A questo ufficio fu richiesto di far fare una ricerca dei fuggiaschi fra i quali vi erano 20 prigionieri tedeschi del CI. In seguito ad una richiesta dell’Agente Supervisore, da questo ufficio fu iniziata una investigazione con lo scopo di cercare e catturare qualcuno o tutti i fuggiaschi.

 

 

 

2. Il 27 luglio 1946 un informatore fidato e degno di fede appartenente a questo ufficio prese contatto con una persona allora sconosciuta che dichiarava di venire da parte di un certo FRANCO il cui nome era conosciuto da questo ufficio e dall’informatore come il nome sotto il quale si nasconde HASS Carlo, Capo Ninheit Ida, SD.

 

 

All’informatore vennero date istruzioni per incontrare il messaggero e determinare l’identità e l’indirizzo di HASS. Il 28 luglio 1946 l’informatore si incontrò con il messaggero e trovò che questi era un certo VORKOEPER, Hans, che era in compagnia di un’altra persona qualificata come GIANNI.

 

 

L’informatore seppe da VORKOEPER e GIANNI che Carlo HASS li aveva istruiti per farli procedere verso Roma subito dopo la loro fuga e di prendere contatto con l’informatore che li avrebbe aiutati nei loro progetti di emigrazione nel Sud America che HASS avrebbe a sua volta finanziato.

 

 

VORKOEPER e GIANNI asserirono anche all’informatore che HASS sarebbe venuto a Roma e che l’avrebbero potuto sorvegliare e prendere avendo contatti con HASS e altri fuggiaschi.

 

 

 

3. L’informatore, VORKOEPER e GIANNI furono messi sotto sorveglianza giornaliera che sviluppò le seguenti informazioni. GIANNI fu identificato per FUETING VELTER, che risiedeva nell’appartamento di una donna tedesca in Via Padova 92, Roma, formalmente impiegata dell’Ambasciata Tedesca in Vaticano.

 

 

Ulteriori informazioni stabilirono che FUETING e VORKOEPER avevano contatti con altri due fuggiaschi…. La sorveglianza rivelò inoltre che VORKOEPER e FUETING incontravano altre persone nell’antica Ambasciata Tedesca in Via Pavia 21, Roma. Fu inoltre appreso che i suddetti nomi avevano contatti con un prete a Villa San Francesco e con un prete in Via dei Cappellari, Roma.

 

 

Fu stabilito che i suddetti stavano tentando di stabilire contatti con una persona o persone che avrebbero potuto ottenere un visto per il Sud America.

 

 

 

4. Durante il periodo di sorveglianza l’informatore di questo Agente riuscì a “prendere in prestito” la lettera scritta da FRANCO (Carlo HASS) che VORKOEPER stava usando come un permesso per entrare nella Villa San Francesco.
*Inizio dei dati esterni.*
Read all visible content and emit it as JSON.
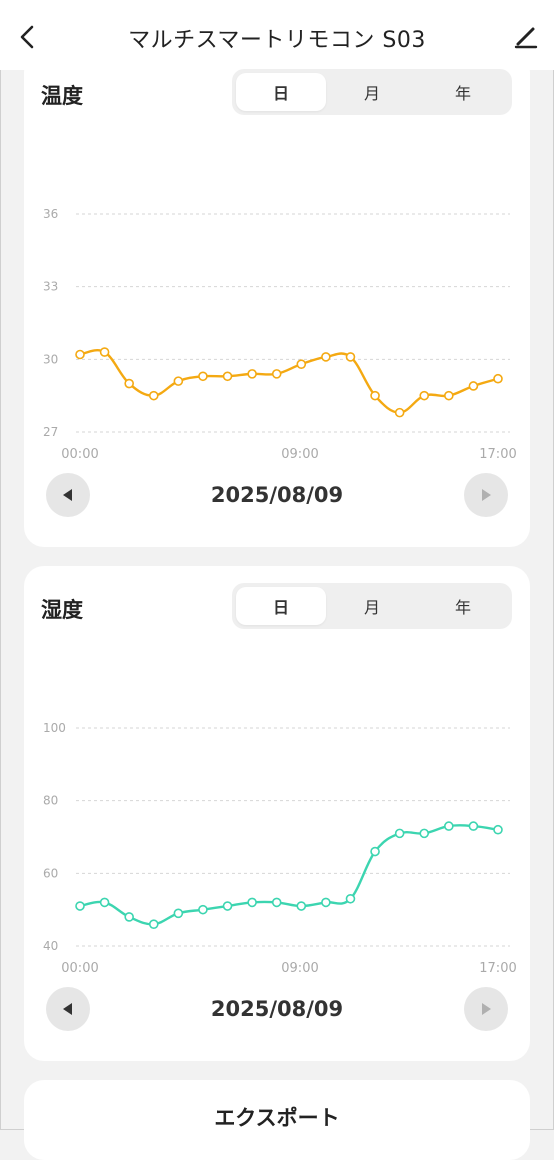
{
  "header": {
    "title": "マルチスマートリモコン S03"
  },
  "cards": [
    {
      "title": "温度",
      "segments": [
        "日",
        "月",
        "年"
      ],
      "selected": 0,
      "date": "2025/08/09",
      "color": "#f4a912",
      "chart_data": {
        "type": "line",
        "ylim": [
          27,
          36
        ],
        "y_ticks": [
          27,
          30,
          33,
          36
        ],
        "x_tick_labels": [
          "00:00",
          "09:00",
          "17:00"
        ],
        "series": [
          {
            "values": [
              30.2,
              30.3,
              29.0,
              28.5,
              29.1,
              29.3,
              29.3,
              29.4,
              29.4,
              29.8,
              30.1,
              30.1,
              28.5,
              27.8,
              28.5,
              28.5,
              28.9,
              29.2
            ]
          }
        ]
      }
    },
    {
      "title": "湿度",
      "segments": [
        "日",
        "月",
        "年"
      ],
      "selected": 0,
      "date": "2025/08/09",
      "color": "#3cd5b0",
      "chart_data": {
        "type": "line",
        "ylim": [
          40,
          100
        ],
        "y_ticks": [
          40,
          60,
          80,
          100
        ],
        "x_tick_labels": [
          "00:00",
          "09:00",
          "17:00"
        ],
        "series": [
          {
            "values": [
              51,
              52,
              48,
              46,
              49,
              50,
              51,
              52,
              52,
              51,
              52,
              53,
              66,
              71,
              71,
              73,
              73,
              72
            ]
          }
        ]
      }
    }
  ],
  "export": {
    "label": "エクスポート"
  }
}
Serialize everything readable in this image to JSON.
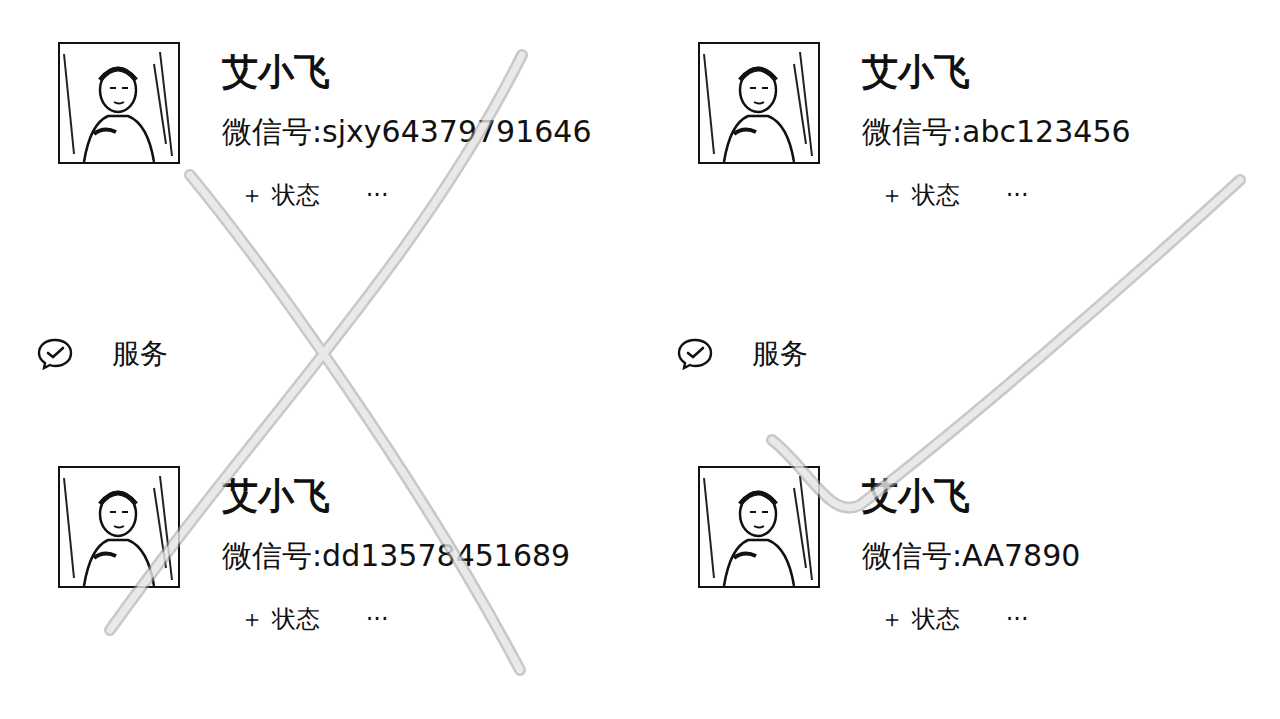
{
  "columns": [
    {
      "mark": "cross",
      "top": {
        "name": "艾小飞",
        "id_label": "微信号:",
        "id": "sjxy64379791646",
        "status": "＋ 状态",
        "more": "···"
      },
      "service": "服务",
      "bottom": {
        "name": "艾小飞",
        "id_label": "微信号:",
        "id": "dd13578451689",
        "status": "＋ 状态",
        "more": "···"
      }
    },
    {
      "mark": "check",
      "top": {
        "name": "艾小飞",
        "id_label": "微信号:",
        "id": "abc123456",
        "status": "＋ 状态",
        "more": "···"
      },
      "service": "服务",
      "bottom": {
        "name": "艾小飞",
        "id_label": "微信号:",
        "id": "AA7890",
        "status": "＋ 状态",
        "more": "···"
      }
    }
  ]
}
La lettera, esibire #1, era indirizzata a Padre FILIBERTO e stabiliva in breve che un certo Col. KETTLER che stava per venire a visitare Padre FILIBERTO avrebbe avuto bisogno di un aiuto precedentemente convenuto da HASS e padre FILIBERTO.

 

 

L’informatore di questo Agente apprese che KETTLER aveva portato la lettera a Roma e l’aveva data a VORKOEPER per usarla mentre aspettava l’arrivo di HASS. Inoltre l’informatore di questo Agente apprese che Padre FILIBERTO aveva visto la lettera e stava dando aiuti ai fuggiaschi di cibo, alloggio e contatti con funzionari tedeschi e del Vaticano.

 

 

 

5. Durante la sorveglianza venne appreso che KETTLER e LUDWIG erano partiti per Genova dove essi stavano prendendo dei provvedimenti per arrangiare il trasporto nel Sud America, mentre aspettavano i loro visti. KETTLER e LUDWIG mandarono i loro passaporti a VORKOEPER, a Roma, per posta in modo che VORKOEPER avrebbe potuto fare i passi necessari per il visto.

 

 

L’indirizzo del mittente nella parte posteriore della lettera era Salita San Rocco, 18. L’informatore trovò il modo di farsi prestare i passaporti che si trovavano nella lettera per esaminarli e fu riscontrato che in ogni caso i passaporti erano stati rilasciati dalla Croce Rossa Internazionale.

 

 

Copie fotostatiche furono prese e sono accluse come esibizione #2. Conseguentemente, l’informatore ricevette istruzioni per trovare il tipo di passaporti posseduti dagli altri e venne così scoperto che in ogni caso i passaporti venivano dalla Croce Rossa Internazionale.

 

 

Una susseguente azione fu presa per provvedere l’informatore di questo Agente di un passaporto nello scopo di mostrare alle sopranominate persone che anche lui era interessato nell’emigrazione e per vincere la loro confidenza. Un secondo informatore fidato fu messo in contatto con il gruppo per mostrare i mezzi per ottenere i passaporti o i visti.

 

 

 

6. L’informatore #1 trovò che egli poteva procurare un passaporto con falso nome pagando 20.000 lire ad una persona sconosciuta per avere contatti con la Croce Rossa Internazionale. Istruzioni furono date all’informatore #1 circa il procedere nel procurarsi i passaporti. All’informatore #1 fu ordinato di portare tre fotografie a questa persona che fu identificata come GIOVANNI ALTIERI di Via della Vite 74, Roma, che usava cambiare il suo nome con quello di ASTRA, un esperto di chiromanzia.

 

 

L’informatore #1 prese contatto con due uomini del gruppo Astra che gli dissero di ritornare entro due giorni. Dopo due giorni ordinarono all’informatore #1 di presentarsi agli uffici della Croce Rossa Internazionale dove avrebbe ottenuto un passaporto in triplicato che egli avrebbe dovuto riempire.

 

 

All’informatore #1 fu fato il nome falso di BAUCECH, MIRKO e la sua descrizione ed i suoi dati di parentela furono procurati dagli uomini di Astra. Questi uomini procurarono il nome falso ed i relativi dati dalle liste della Croce Rossa Internzionale dove essi trovarono il nome di una persona dispersa o morta che corrispondeva alla descrizione dell’informatore #1.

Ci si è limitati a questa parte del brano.